Table For One

Table For One For most single people, the sad reminder of Valentine’s Day has one consolation—it’s only for a day.
By L. X. Huang

Table For One

For most single people, the sad reminder of Valentine’s Day has one consolation—it’s only for a day. But Benjamin A. Maas ’05 may be haunted by St. Valentine’s legacy for some time yet. On this year’s fateful Valentine’s Day, Maas received a devastating piece of news: the Currier House Datamatch had proclaimed him the Least Compatible Match for nearly every girl in the house.

Currier’s own version of Datamatch, Lustfest Matchmaker 2003, had begun to solicit survey responses a week earlier, under the sponsorship of the Currier House Committee (HoCo). On the night of Valentine’s Day, when the results were distributed, there was no stopping Maas’s secret from both spreading and worsening by the minute, like mold on bad cheese. “People began comparing their results around dinner time and most girls realized their least compatible was Ben Maas,” Currier HoCo President Lacey R. Whitmire ’05 explains in an e-mail. Whitmire was not sure if Maas was the “statistically declared loser” or was just generally known to be the universal bad match.

Maas, a tall, brown-haired Canadian, is not at a complete loss for his dismal showing. He has long suspected that his “smelly roommates” had their hands in the matter, along with Whitmire herself. As of now, however, Maas can only hide behind the fact that he did not actually fill out a Lustfest form himself—his roommates took care of the form for him. But, then again, who could know you better than the people you live with?

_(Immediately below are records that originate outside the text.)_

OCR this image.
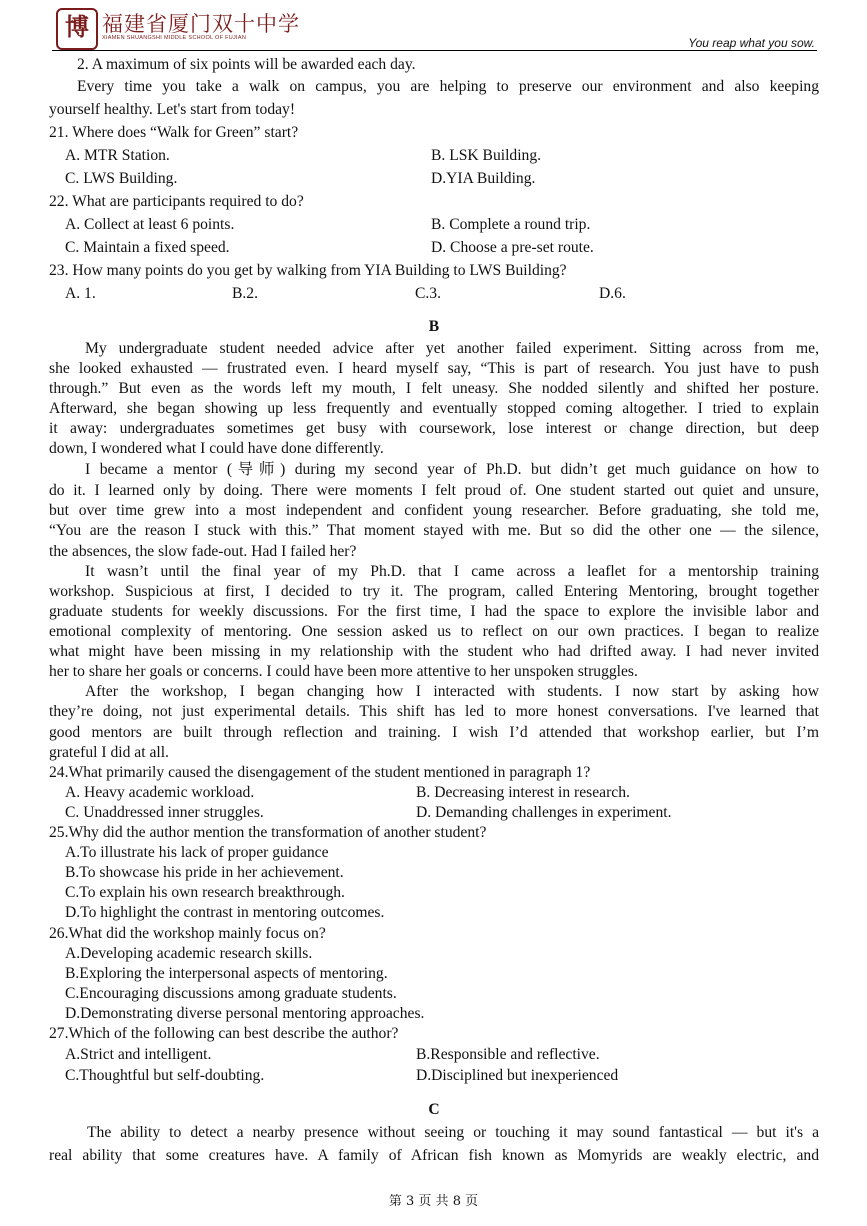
博 福建省厦门双十中学
XIAMEN SHUANGSHI MIDDLE SCHOOL OF FUJIAN	You reap what you sow.
2. A maximum of six points will be awarded each day.
Every time you take a walk on campus, you are helping to preserve our environment and also keeping
yourself healthy. Let's start from today!
21. Where does “Walk for Green” start?
A. MTR Station.	B. LSK Building.
C. LWS Building.	D.YIA Building.
22. What are participants required to do?
A. Collect at least 6 points.	B. Complete a round trip.
C. Maintain a fixed speed.	D. Choose a pre-set route.
23. How many points do you get by walking from YIA Building to LWS Building?
A. 1.	B.2.	C.3.	D.6.
B
My undergraduate student needed advice after yet another failed experiment. Sitting across from me,
she looked exhausted — frustrated even. I heard myself say, “This is part of research. You just have to push
through.” But even as the words left my mouth, I felt uneasy. She nodded silently and shifted her posture.
Afterward, she began showing up less frequently and eventually stopped coming altogether. I tried to explain
it away: undergraduates sometimes get busy with coursework, lose interest or change direction, but deep
down, I wondered what I could have done differently.
I became a mentor (导师) during my second year of Ph.D. but didn’t get much guidance on how to
do it. I learned only by doing. There were moments I felt proud of. One student started out quiet and unsure,
but over time grew into a most independent and confident young researcher. Before graduating, she told me,
“You are the reason I stuck with this.” That moment stayed with me. But so did the other one — the silence,
the absences, the slow fade-out. Had I failed her?
It wasn’t until the final year of my Ph.D. that I came across a leaflet for a mentorship training
workshop. Suspicious at first, I decided to try it. The program, called Entering Mentoring, brought together
graduate students for weekly discussions. For the first time, I had the space to explore the invisible labor and
emotional complexity of mentoring. One session asked us to reflect on our own practices. I began to realize
what might have been missing in my relationship with the student who had drifted away. I had never invited
her to share her goals or concerns. I could have been more attentive to her unspoken struggles.
After the workshop, I began changing how I interacted with students. I now start by asking how
they’re doing, not just experimental details. This shift has led to more honest conversations. I've learned that
good mentors are built through reflection and training. I wish I’d attended that workshop earlier, but I’m
grateful I did at all.
24.What primarily caused the disengagement of the student mentioned in paragraph 1?
A. Heavy academic workload.	B. Decreasing interest in research.
C. Unaddressed inner struggles.	D. Demanding challenges in experiment.
25.Why did the author mention the transformation of another student?
A.To illustrate his lack of proper guidance
B.To showcase his pride in her achievement.
C.To explain his own research breakthrough.
D.To highlight the contrast in mentoring outcomes.
26.What did the workshop mainly focus on?
A.Developing academic research skills.
B.Exploring the interpersonal aspects of mentoring.
C.Encouraging discussions among graduate students.
D.Demonstrating diverse personal mentoring approaches.
27.Which of the following can best describe the author?
A.Strict and intelligent.	B.Responsible and reflective.
C.Thoughtful but self-doubting.	D.Disciplined but inexperienced
C
The ability to detect a nearby presence without seeing or touching it may sound fantastical — but it's a
real ability that some creatures have. A family of African fish known as Momyrids are weakly electric, and
第 3 页 共 8 页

“They made me, like, 4’9” and they checked both guys and girls,” says Maas. “They made me a bisexual midget.”

For someone whose friends were willing to go out on a limb for him and get him a date, Maas is awfully ungrateful. “The head of the HoCo was definitely in on this whole scam. She definitely gave them the go-ahead,” says Maas. As for his roommates: “They definitely smell.”

When Maas is given the chance to make his case to an ever-impartial FM reporter, he feigns confidence. “Well, I’m pretty sure that I would have answered every question the exact opposite of what they put, so then I would be everyone’s best match.”

But the efforts of Maas’s friends are not entirely fruitless, even if Maas stubbornly refuses to see the up side of LustFest. At least he now knows whom he’s most compatible with—a fellow Currier resident who calls himself “Thomas the Tank Engine.”